En tant que maire, Philippe Laurent devra composer avec les économies réclamées par François Bayrou dans le cadre du Budget 2026 dans lequel le gouvernement espère économiser plus de 40 milliards d’euros. Celui qui est également président du Conseil supérieur de la fonction publique territoriale critique les propos du ministre de l’Économie, Eric Lombard, qui demande un baisse du nombre de fonctionnaires : "le sujet est beaucoup plus compliqué qu’il n’y paraît". "J’ai le sentiment que lorsqu’on dit qu’il faut supprimer un certain nombre de fonctionnaires, c’est une facilité." Pour lui, "si on souhaite avoir des services publics" de qualité et qui fonctionnent "partout sur le territoire", il faut des fonctionnaires.

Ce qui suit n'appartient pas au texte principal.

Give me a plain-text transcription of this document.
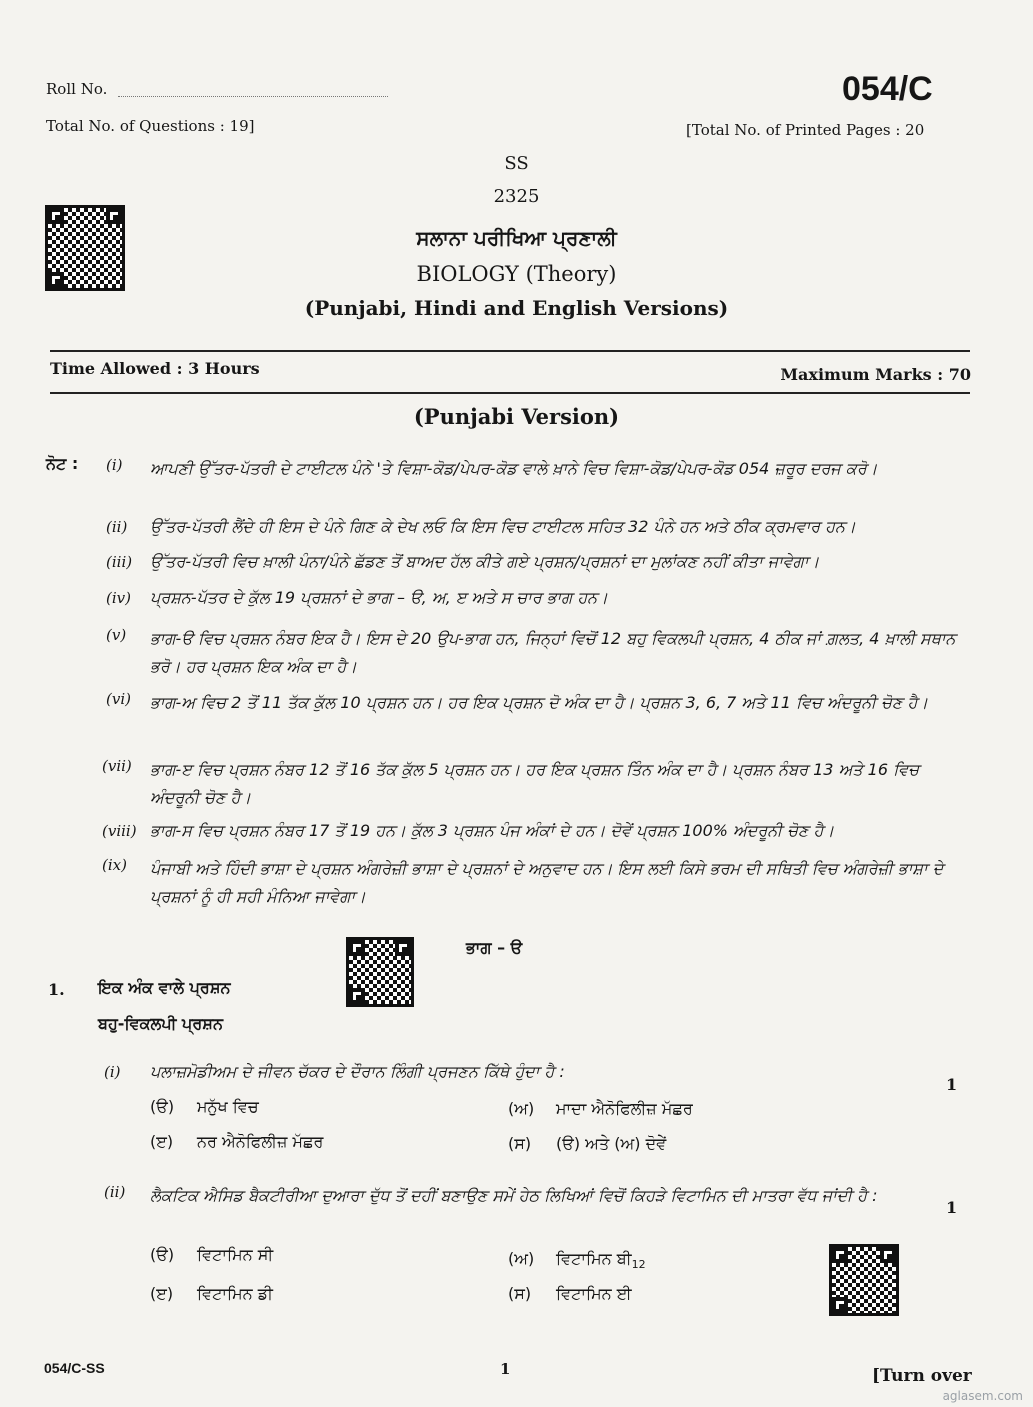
Roll No.	054/C
Total No. of Questions : 19]	[Total No. of Printed Pages : 20
SS
2325
ਸਲਾਨਾ ਪਰੀਖਿਆ ਪ੍ਰਣਾਲੀ
BIOLOGY (Theory)
(Punjabi, Hindi and English Versions)
Time Allowed : 3 Hours	Maximum Marks : 70
(Punjabi Version)
ਨੋਟ : (i) ਆਪਣੀ ਉੱਤਰ-ਪੱਤਰੀ ਦੇ ਟਾਈਟਲ ਪੰਨੇ 'ਤੇ ਵਿਸ਼ਾ-ਕੋਡ/ਪੇਪਰ-ਕੋਡ ਵਾਲੇ ਖ਼ਾਨੇ ਵਿਚ ਵਿਸ਼ਾ-ਕੋਡ/ਪੇਪਰ-ਕੋਡ 054 ਜ਼ਰੂਰ ਦਰਜ ਕਰੋ।
(ii) ਉੱਤਰ-ਪੱਤਰੀ ਲੈਂਦੇ ਹੀ ਇਸ ਦੇ ਪੰਨੇ ਗਿਣ ਕੇ ਦੇਖ ਲਓ ਕਿ ਇਸ ਵਿਚ ਟਾਈਟਲ ਸਹਿਤ 32 ਪੰਨੇ ਹਨ ਅਤੇ ਠੀਕ ਕ੍ਰਮਵਾਰ ਹਨ।
(iii) ਉੱਤਰ-ਪੱਤਰੀ ਵਿਚ ਖ਼ਾਲੀ ਪੰਨਾ/ਪੰਨੇ ਛੱਡਣ ਤੋਂ ਬਾਅਦ ਹੱਲ ਕੀਤੇ ਗਏ ਪ੍ਰਸ਼ਨ/ਪ੍ਰਸ਼ਨਾਂ ਦਾ ਮੁਲਾਂਕਣ ਨਹੀਂ ਕੀਤਾ ਜਾਵੇਗਾ।
(iv) ਪ੍ਰਸ਼ਨ-ਪੱਤਰ ਦੇ ਕੁੱਲ 19 ਪ੍ਰਸ਼ਨਾਂ ਦੇ ਭਾਗ – ੳ, ਅ, ੲ ਅਤੇ ਸ ਚਾਰ ਭਾਗ ਹਨ।
(v) ਭਾਗ-ੳ ਵਿਚ ਪ੍ਰਸ਼ਨ ਨੰਬਰ ਇਕ ਹੈ। ਇਸ ਦੇ 20 ਉਪ-ਭਾਗ ਹਨ, ਜਿਨ੍ਹਾਂ ਵਿਚੋਂ 12 ਬਹੁ ਵਿਕਲਪੀ ਪ੍ਰਸ਼ਨ, 4 ਠੀਕ ਜਾਂ ਗ਼ਲਤ, 4 ਖ਼ਾਲੀ ਸਥਾਨ ਭਰੋ। ਹਰ ਪ੍ਰਸ਼ਨ ਇਕ ਅੰਕ ਦਾ ਹੈ।
(vi) ਭਾਗ-ਅ ਵਿਚ 2 ਤੋਂ 11 ਤੱਕ ਕੁੱਲ 10 ਪ੍ਰਸ਼ਨ ਹਨ। ਹਰ ਇਕ ਪ੍ਰਸ਼ਨ ਦੋ ਅੰਕ ਦਾ ਹੈ। ਪ੍ਰਸ਼ਨ 3, 6, 7 ਅਤੇ 11 ਵਿਚ ਅੰਦਰੂਨੀ ਚੋਣ ਹੈ।
(vii) ਭਾਗ-ੲ ਵਿਚ ਪ੍ਰਸ਼ਨ ਨੰਬਰ 12 ਤੋਂ 16 ਤੱਕ ਕੁੱਲ 5 ਪ੍ਰਸ਼ਨ ਹਨ। ਹਰ ਇਕ ਪ੍ਰਸ਼ਨ ਤਿੰਨ ਅੰਕ ਦਾ ਹੈ। ਪ੍ਰਸ਼ਨ ਨੰਬਰ 13 ਅਤੇ 16 ਵਿਚ ਅੰਦਰੂਨੀ ਚੋਣ ਹੈ।
(viii) ਭਾਗ-ਸ ਵਿਚ ਪ੍ਰਸ਼ਨ ਨੰਬਰ 17 ਤੋਂ 19 ਹਨ। ਕੁੱਲ 3 ਪ੍ਰਸ਼ਨ ਪੰਜ ਅੰਕਾਂ ਦੇ ਹਨ। ਦੋਵੇਂ ਪ੍ਰਸ਼ਨ 100% ਅੰਦਰੂਨੀ ਚੋਣ ਹੈ।
(ix) ਪੰਜਾਬੀ ਅਤੇ ਹਿੰਦੀ ਭਾਸ਼ਾ ਦੇ ਪ੍ਰਸ਼ਨ ਅੰਗਰੇਜ਼ੀ ਭਾਸ਼ਾ ਦੇ ਪ੍ਰਸ਼ਨਾਂ ਦੇ ਅਨੁਵਾਦ ਹਨ। ਇਸ ਲਈ ਕਿਸੇ ਭਰਮ ਦੀ ਸਥਿਤੀ ਵਿਚ ਅੰਗਰੇਜ਼ੀ ਭਾਸ਼ਾ ਦੇ ਪ੍ਰਸ਼ਨਾਂ ਨੂੰ ਹੀ ਸਹੀ ਮੰਨਿਆ ਜਾਵੇਗਾ।
ਭਾਗ – ੳ
1. ਇਕ ਅੰਕ ਵਾਲੇ ਪ੍ਰਸ਼ਨ
ਬਹੁ-ਵਿਕਲਪੀ ਪ੍ਰਸ਼ਨ
(i) ਪਲਾਜ਼ਮੋਡੀਅਮ ਦੇ ਜੀਵਨ ਚੱਕਰ ਦੇ ਦੌਰਾਨ ਲਿੰਗੀ ਪ੍ਰਜਣਨ ਕਿੱਥੇ ਹੁੰਦਾ ਹੈ :
1
(ੳ) ਮਨੁੱਖ ਵਿਚ	(ਅ) ਮਾਦਾ ਐਨੋਫਿਲੀਜ਼ ਮੱਛਰ
(ੲ) ਨਰ ਐਨੋਫਿਲੀਜ਼ ਮੱਛਰ	(ਸ) (ੳ) ਅਤੇ (ਅ) ਦੋਵੇਂ
(ii) ਲੈਕਟਿਕ ਐਸਿਡ ਬੈਕਟੀਰੀਆ ਦੁਆਰਾ ਦੁੱਧ ਤੋਂ ਦਹੀਂ ਬਣਾਉਣ ਸਮੇਂ ਹੇਠ ਲਿਖਿਆਂ ਵਿਚੋਂ ਕਿਹੜੇ ਵਿਟਾਮਿਨ ਦੀ ਮਾਤਰਾ ਵੱਧ ਜਾਂਦੀ ਹੈ :
1
(ੳ) ਵਿਟਾਮਿਨ ਸੀ	(ਅ) ਵਿਟਾਮਿਨ $ਬੀ_{12}$
(ੲ) ਵਿਟਾਮਿਨ ਡੀ	(ਸ) ਵਿਟਾਮਿਨ ਈ
054/C-SS	1	[Turn over
aglasem.com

Or, "depuis la Libération", le service public assure les fonctions collectives de la société avec "un fort degré de mutualisation des risques". Ce fut un choix politique qui n’a pas été fait dans d’autres pays "où le consommateur de services paye d’avantage". Si on veut changer de modèle, il faudra que le débat soit "mis sur la table par l’ensemble des forces politiques".
Aujourd’hui, analyse Philippe Laurent, les collectivités locales assurent un certain nombre de services de "manière relativement satisfaisante". De plus, les collectivités locales portent "75 % des investissements publics", ce qui en fait le premier investisseur de France. "Il ne faut pas toucher aux collectivités locales", demande le vice-président de l’association des maires de France (AMF).
Pourquoi ? C’est simple : sans des collectivités locales capables d’assurer le service public, la France risque une crise. "Je dis au gouvernement attention : les collectivités locales c’est la condition du lien social nécessaire dans notre pays." Si elles ne peuvent plus jouer ce rôle, "nous irons devant de graves difficultés sociales".